New MLB rules: shower at home, don't spit
Major League Baseball has created a 67-page draft of its proposed 2020 Operations Manual, which has been obtained by The Associated Press. It was first reported by The Athletic.
Among the routine changes include players possibly arriving in uniform and being discouraged to take showers at ballparks. Team personnel will be banned from eating at restaurants on road trips, and mascots like the Phillie Phanatic and Mr. Met would be prohibited from the ballparks. The traditional exchange of lineup cards would be eliminated, along with high-fives, fist bumps, bat boys and bat girls.
Spitting is prohibited along with water jugs and the use of saunas, steam rooms, pools and cryotherapy chambers. Hitting in indoor cages is discouraged, batting gloves encouraged.
Batting practice pitchers are to wear masks, dugout telephones disinfected after each use. Players may not touch their face to give signs, and they’re not allowed to lick their fingers. Teams are encouraged to hold meetings outdoors, players spread apart.
Teams will be allowed to have 50 players each under the plan, with the number active for each game still be negotiated.
Meanwhile, Major League owners have made their pitch as they try to persuade players to accept less pay due to the coronavirus pandemic. MLB has told players their prorated salaries would contribute to an average loss of $640,000 for each game over an 82-game season in empty ballparks. That’s according to a presentation from the commissioner’s office to the union that was obtained by The Associated Press.
The 12-page document was dated May 12 and paints a grim picture of a $10 billion industry shuttered by the pandemic. It was an initial step in negotiations aimed at starting the delayed season around the Fourth of July.

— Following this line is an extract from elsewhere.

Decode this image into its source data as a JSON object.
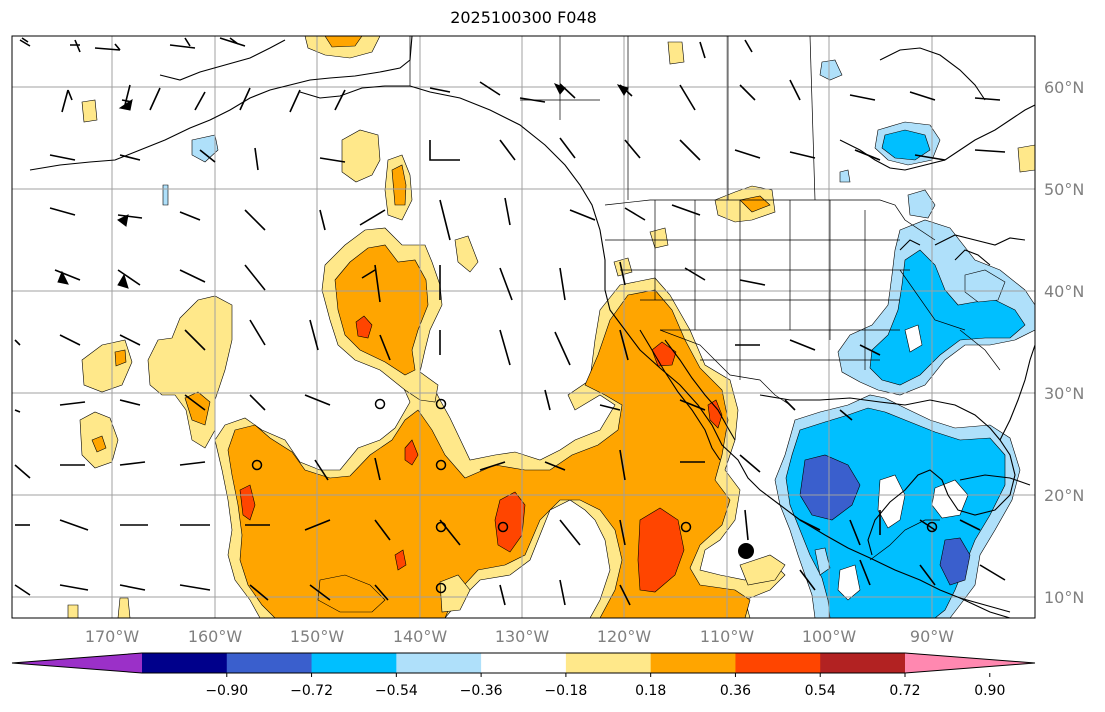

Teams say the proposed method of salvaging a season delayed by the coronavirus pandemic would still cause a $4 billion loss and would give major league players 89% of revenue. Teams contend they lose more money with each additional game played, while the players' union believes clubs would lose less money with more games.
Owners voted Monday to propose salaries be based on a 50-50 split of revenue, a framework players say is tantamount to the kind of salary cap they’ll never accept. Teams gave the players' association their virus-testing plan Friday and have waited to make their economic proposal.